Tuesday, January 23, 2007

Resensi Bintang edisi 818 "Pocong 2"

Pocong 2

Film Horor Rasa Rudi Soedjarwo

Oleh Ade Irwansyah

Tahukah
Anda kalau film legendaris Star Wars garapan George Lucas justru dimulai dari Episode: 4, A New hope (rilis 1977)? Tak ada alasan persis mengapa Lucas menyuguhi gaya penceritaan seperti itu. Tapi, orang-orang juga tak peduli. Filmnya tetap laris. Mereka tak bertanya-tanya kemana Episode I, II, dan III—tentu, belakangan kita tahu Lucas membuat prekuelnya mulai 1999. Nah, yang ini situasinya beda. Pembuat filmnya tak pernah berniat merilis film kedua duluan. Tapi apa daya film pertamanya, Pocong 1 (Dendam Pocong) dilarang edar pemerintah. Film itu dianggap mengumbar kekerasan brutal oleh Lembaga Sensor Film (LSF).

Lalu sekonyong-konyong hadirlah film lanjutannya, Pocong 2. Kendati mengklaim filmnya bisa dinikmati tanpa perlu menonton film pertama dulu, tetap saja hakikat film ini sekuel, cerita lanjutan.
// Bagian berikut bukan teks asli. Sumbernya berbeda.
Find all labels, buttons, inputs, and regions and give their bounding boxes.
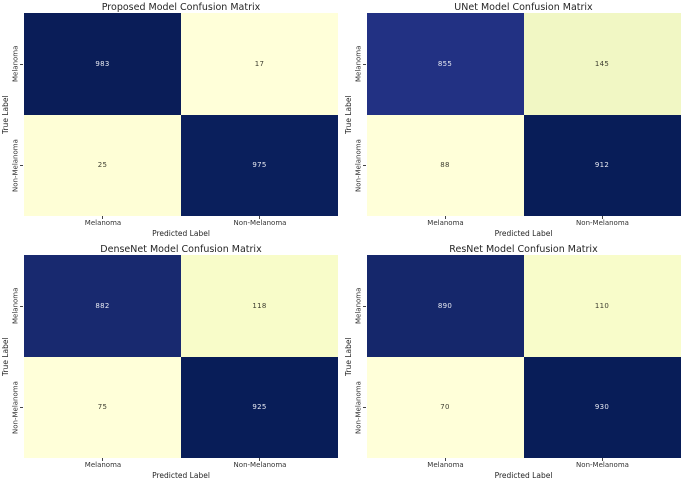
y-tick-label-melanoma: Melanoma xyxy=(354,287,362,325)
heatmap-cell: 17 xyxy=(181,13,338,115)
y-tick-label-non-melanoma: Non-Melanoma xyxy=(354,381,362,434)
subplot-title: Proposed Model Confusion Matrix xyxy=(101,2,261,13)
y-tick-mark xyxy=(362,306,366,307)
x-tick-mark xyxy=(444,216,446,219)
subplot-title: UNet Model Confusion Matrix xyxy=(454,2,593,13)
subplot-unet-model: UNet Model Confusion Matrix True Label M… xyxy=(343,0,685,242)
y-tick-label-melanoma: Melanoma xyxy=(11,45,20,83)
x-axis-label: Predicted Label xyxy=(494,471,553,480)
y-tick-label-non-melanoma: Non-Melanoma xyxy=(11,139,20,192)
heatmap-cell: 890 xyxy=(366,255,524,357)
heatmap-cell: 925 xyxy=(181,356,338,458)
x-tick-mark xyxy=(601,458,603,461)
confusion-matrix-heatmap: 855 145 88 912 xyxy=(366,13,681,216)
x-axis-label: Predicted Label xyxy=(152,471,210,480)
subplot-title: ResNet Model Confusion Matrix xyxy=(449,244,598,255)
x-tick-label-melanoma: Melanoma xyxy=(84,461,122,469)
x-axis-label: Predicted Label xyxy=(152,229,210,238)
y-axis-label: True Label xyxy=(343,337,353,376)
y-tick-mark xyxy=(362,165,366,166)
confusion-matrix-heatmap: 890 110 70 930 xyxy=(366,255,681,458)
heatmap-cell: 912 xyxy=(523,114,681,216)
x-tick-label-melanoma: Melanoma xyxy=(427,219,464,227)
heatmap-cell: 882 xyxy=(24,255,181,357)
heatmap-cell: 110 xyxy=(523,255,681,357)
heatmap-cell: 975 xyxy=(181,114,338,216)
y-axis-label: True Label xyxy=(1,337,10,376)
y-tick-label-melanoma: Melanoma xyxy=(354,45,362,83)
x-tick-label-non-melanoma: Non-Melanoma xyxy=(576,461,629,469)
y-tick-label-non-melanoma: Non-Melanoma xyxy=(354,139,362,192)
heatmap-cell: 118 xyxy=(181,255,338,357)
heatmap-cell: 75 xyxy=(24,356,181,458)
subplot-resnet-model: ResNet Model Confusion Matrix True Label… xyxy=(343,242,685,484)
x-axis-label: Predicted Label xyxy=(494,229,553,238)
y-tick-mark xyxy=(362,407,366,408)
x-tick-mark xyxy=(444,458,446,461)
y-axis-label: True Label xyxy=(1,95,10,134)
subplot-densenet-model: DenseNet Model Confusion Matrix True Lab… xyxy=(0,242,343,484)
x-tick-label-non-melanoma: Non-Melanoma xyxy=(576,219,629,227)
heatmap-cell: 855 xyxy=(366,13,524,115)
x-tick-mark xyxy=(259,216,260,219)
x-tick-mark xyxy=(102,458,103,461)
y-tick-mark xyxy=(20,64,23,65)
x-tick-label-non-melanoma: Non-Melanoma xyxy=(233,461,287,469)
confusion-matrix-heatmap: 983 17 25 975 xyxy=(24,13,338,216)
heatmap-cell: 88 xyxy=(366,114,524,216)
heatmap-cell: 25 xyxy=(24,114,181,216)
y-tick-mark xyxy=(362,64,366,65)
y-tick-label-melanoma: Melanoma xyxy=(11,287,20,325)
heatmap-cell: 70 xyxy=(366,356,524,458)
y-tick-label-non-melanoma: Non-Melanoma xyxy=(11,381,20,434)
y-tick-mark xyxy=(20,407,23,408)
subplot-title: DenseNet Model Confusion Matrix xyxy=(100,244,262,255)
heatmap-cell: 930 xyxy=(523,356,681,458)
y-tick-mark xyxy=(20,306,23,307)
x-tick-label-melanoma: Melanoma xyxy=(84,219,122,227)
x-tick-label-melanoma: Melanoma xyxy=(427,461,464,469)
subplot-proposed-model: Proposed Model Confusion Matrix True Lab… xyxy=(0,0,343,242)
confusion-matrix-heatmap: 882 118 75 925 xyxy=(24,255,338,458)
heatmap-cell: 145 xyxy=(523,13,681,115)
y-axis-label: True Label xyxy=(343,95,353,134)
x-tick-mark xyxy=(102,216,103,219)
x-tick-mark xyxy=(601,216,603,219)
heatmap-cell: 983 xyxy=(24,13,181,115)
y-tick-mark xyxy=(20,165,23,166)
x-tick-mark xyxy=(259,458,260,461)
x-tick-label-non-melanoma: Non-Melanoma xyxy=(233,219,287,227)
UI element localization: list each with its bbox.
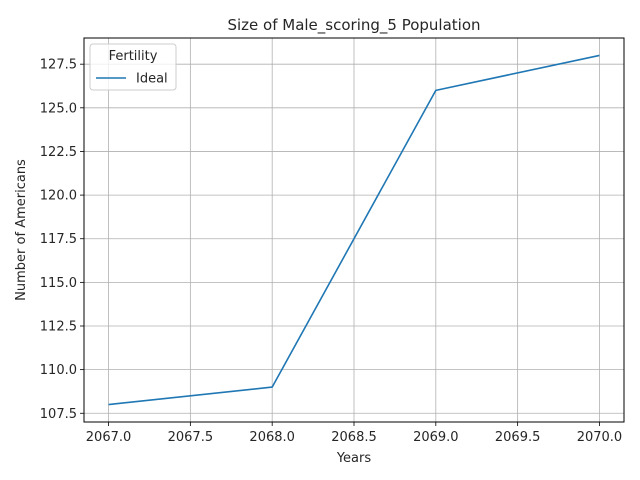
chart-title: Size of Male_scoring_5 Population bbox=[227, 16, 480, 35]
y-tick-label: 115.0 bbox=[40, 276, 77, 291]
legend-title: Fertility bbox=[109, 49, 158, 64]
y-tick-label: 117.5 bbox=[40, 232, 77, 247]
y-tick-label: 112.5 bbox=[40, 320, 77, 335]
legend-label-ideal: Ideal bbox=[136, 72, 168, 87]
y-tick-label: 122.5 bbox=[40, 145, 77, 160]
x-tick-label: 2068.0 bbox=[249, 430, 295, 445]
y-tick-label: 120.0 bbox=[40, 189, 77, 204]
y-tick-label: 107.5 bbox=[40, 407, 77, 422]
x-tick-label: 2067.0 bbox=[86, 430, 132, 445]
x-axis-label: Years bbox=[336, 451, 372, 466]
y-tick-label: 127.5 bbox=[40, 58, 77, 73]
legend: Fertility Ideal bbox=[90, 44, 176, 90]
x-tick-label: 2067.5 bbox=[168, 430, 214, 445]
y-axis-label: Number of Americans bbox=[14, 159, 29, 301]
x-tick-label: 2069.0 bbox=[413, 430, 459, 445]
y-tick-label: 125.0 bbox=[40, 101, 77, 116]
x-tick-label: 2068.5 bbox=[331, 430, 377, 445]
x-tick-label: 2069.5 bbox=[495, 430, 541, 445]
y-tick-label: 110.0 bbox=[40, 363, 77, 378]
x-tick-label: 2070.0 bbox=[577, 430, 623, 445]
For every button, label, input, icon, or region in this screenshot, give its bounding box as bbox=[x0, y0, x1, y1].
Akan lebih nikmat rasanya bila menonton kisah sebelumnya dulu, lalu melahap film kedua. Sebab, kita seakan disuruh meraba-raba kisah pertamanya seperti apa. Kalau pun tahu sekelumit, hanya dari media yang memberi sedikit sinopsisnya (o ya, tak ada media yang sudah menonton Pocong pertama. Keterangan isi cerita hanya bersumber dari pembuat film atau LSF).

Maka, tontonlah film ini seolah Anda sudah menonton film pertama. Sebagai pengantar, ada adegan dari film pertama (?) saat seorang pria penuh dendam memperkosa seorang perempuan di sebuah kebun kosong. Ia dikubur hidup-hidup setelah dibungkus jadi pocong. Lalu ada pria lain memergoki. Keduanya lantas berkelahi. Cerita lantas meloncat ke masa 4 tahun kemudian. Tersebutlah Maya (Revalina), seorang asisten dosen filsafat yang sedang mencari tempat kos. Ia tinggal bareng adiknya, Andien (Risty Tagor) setelah kedua orangtuanya meninggal setahun sebelumnya. Maya bertunangan dengan Adam (Ringgo Agus Rahman).
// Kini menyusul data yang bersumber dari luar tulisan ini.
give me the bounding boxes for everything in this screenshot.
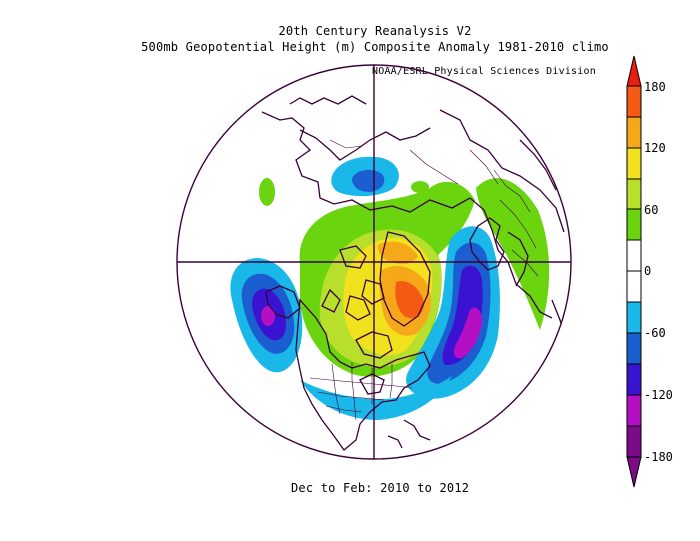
- credit-label: NOAA/ESRL Physical Sciences Division: [372, 66, 596, 77]
- anomaly-field: [230, 156, 550, 420]
- period-label: Dec to Feb: 2010 to 2012: [291, 481, 470, 495]
- colorbar-tick: -120: [644, 388, 673, 402]
- colorbar-seg: [626, 239, 642, 272]
- colorbar-seg: [626, 270, 642, 303]
- colorbar-arrow-top: [626, 55, 642, 87]
- colorbar-seg: [626, 363, 642, 396]
- colorbar-seg: [626, 147, 642, 180]
- coastlines: [261, 95, 567, 451]
- plot-subtitle: 500mb Geopotential Height (m) Composite …: [141, 40, 609, 54]
- colorbar-tick: 0: [644, 264, 652, 278]
- colorbar-seg: [626, 301, 642, 334]
- colorbar-tick: -180: [644, 450, 673, 464]
- colorbar-seg: [626, 394, 642, 427]
- colorbar-arrow-bottom: [626, 456, 642, 488]
- colorbar-tick: 180: [644, 80, 666, 94]
- colorbar-seg: [626, 425, 642, 458]
- colorbar-seg: [626, 208, 642, 241]
- colorbar-seg: [626, 85, 642, 118]
- colorbar-seg: [626, 178, 642, 210]
- negative-anomaly: [230, 156, 500, 420]
- colorbar-tick: 120: [644, 141, 666, 155]
- colorbar-tick: -60: [644, 326, 666, 340]
- colorbar-seg: [626, 116, 642, 149]
- colorbar-tick: 60: [644, 203, 659, 217]
- map-frame: [176, 64, 572, 460]
- positive-anomaly: [259, 178, 550, 377]
- colorbar-seg: [626, 332, 642, 365]
- plot-title: 20th Century Reanalysis V2: [278, 24, 472, 38]
- colorbar: [626, 55, 642, 488]
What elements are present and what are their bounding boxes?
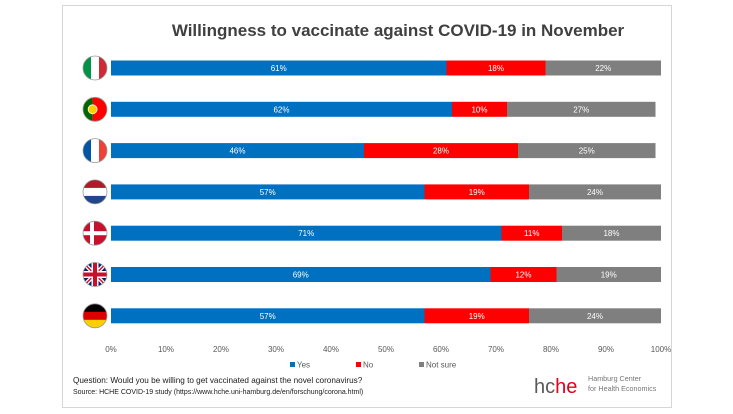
germany-flag-icon [83, 303, 107, 328]
question-note: Question: Would you be willing to get va… [73, 376, 363, 385]
bar-label-no: 12% [515, 271, 531, 280]
netherlands-flag-icon [83, 179, 107, 204]
bar-yes [111, 101, 452, 117]
x-tick-label: 60% [433, 345, 449, 354]
flag-icons [82, 55, 108, 329]
bar-label-yes: 46% [229, 147, 245, 156]
hche-logo: hche Hamburg Center for Health Economics [534, 374, 657, 398]
legend-swatch [356, 362, 361, 367]
x-tick-label: 100% [651, 345, 671, 354]
bar-label-not-sure: 22% [595, 64, 611, 73]
bar-label-no: 19% [469, 312, 485, 321]
bar-label-no: 11% [524, 229, 539, 238]
legend: Yes No Not sure [290, 361, 457, 370]
bar-yes [111, 308, 425, 324]
legend-swatch [419, 362, 424, 367]
bar-not-sure [529, 308, 661, 324]
bar-label-yes: 57% [260, 312, 276, 321]
bar-no [424, 184, 529, 200]
legend-label: Not sure [426, 361, 457, 370]
x-tick-label: 50% [378, 345, 394, 354]
x-tick-label: 70% [488, 345, 504, 354]
x-tick-label: 40% [323, 345, 339, 354]
bar-label-yes: 69% [293, 271, 309, 280]
legend-swatch [290, 362, 295, 367]
chart-frame: Willingness to vaccinate against COVID-1… [62, 5, 672, 408]
logo-wordmark: hche [534, 376, 577, 398]
bar-no [490, 267, 557, 282]
bar-not-sure [562, 225, 661, 241]
bar-label-not-sure: 24% [587, 312, 603, 321]
x-tick-label: 20% [213, 345, 229, 354]
bar-no [424, 308, 529, 324]
x-tick-label: 10% [158, 345, 174, 354]
bar-no [364, 143, 518, 159]
bars-group [111, 60, 661, 324]
x-tick-label: 80% [543, 345, 559, 354]
x-tick-label: 0% [105, 345, 117, 354]
bar-no [446, 60, 546, 76]
bar-label-not-sure: 19% [601, 271, 617, 280]
legend-label: Yes [297, 361, 310, 370]
source-note: Source: HCHE COVID-19 study (https://www… [73, 389, 363, 396]
bar-not-sure [545, 60, 661, 76]
bar-yes [111, 60, 447, 76]
france-flag-icon [83, 138, 107, 163]
uk-flag-icon [83, 262, 107, 287]
bar-not-sure [529, 184, 661, 200]
bar-label-not-sure: 18% [603, 229, 619, 238]
bar-not-sure [518, 143, 656, 159]
portugal-flag-icon [83, 97, 107, 122]
bar-label-not-sure: 24% [587, 188, 603, 197]
bar-yes [111, 184, 425, 200]
bar-label-yes: 71% [298, 229, 314, 238]
bar-label-no: 19% [469, 188, 485, 197]
denmark-flag-icon [83, 221, 107, 246]
bar-yes [111, 225, 502, 241]
bar-label-yes: 61% [271, 64, 287, 73]
stacked-bar-chart: Willingness to vaccinate against COVID-1… [73, 21, 671, 398]
bar-no [501, 225, 562, 241]
bar-label-not-sure: 27% [573, 105, 589, 114]
bar-label-no: 18% [488, 64, 504, 73]
bar-not-sure [507, 101, 656, 117]
bar-not-sure [556, 267, 661, 282]
logo-subtitle-line2: for Health Economics [588, 384, 657, 393]
chart-title: Willingness to vaccinate against COVID-1… [172, 21, 625, 40]
bar-label-no: 10% [471, 105, 487, 114]
bar-label-yes: 62% [273, 105, 289, 114]
bar-yes [111, 267, 491, 282]
x-axis-ticks: 0% 10% 20% 30% 40% 50% 60% 70% 80% 90% 100% [105, 345, 671, 354]
x-tick-label: 90% [598, 345, 614, 354]
bar-label-yes: 57% [260, 188, 276, 197]
italy-flag-icon [83, 56, 107, 80]
bar-no [452, 101, 507, 117]
bar-labels-group: 61% 18% 22% 62% 10% 27% 46% 28% 25% 57% 19% 24% 71% 1… [229, 64, 619, 321]
bar-label-no: 28% [433, 147, 449, 156]
bar-yes [111, 143, 364, 159]
logo-subtitle-line1: Hamburg Center [588, 374, 642, 383]
x-tick-label: 30% [268, 345, 284, 354]
legend-label: No [363, 361, 374, 370]
bar-label-not-sure: 25% [579, 147, 595, 156]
Sebuah iklan baris di koran menggiring Maya menemukan sebuah apartemen murah. Syahdan, Maya dan Andien tinggal di sana. Dari situ, mulailah teror mendera. Andien diganggu pocong hingga ketakutan setengah mati. Maya lantas mencari solusi. Atas saran 2 mahasiswa yang jadi muridnya, ia mendatangi seorang dukun (Otig Pakis). Oleh dukun itu mata batin Maya dibuka. Ia bisa melihat hantu yang tak bisa dilihat dengan kasat mata.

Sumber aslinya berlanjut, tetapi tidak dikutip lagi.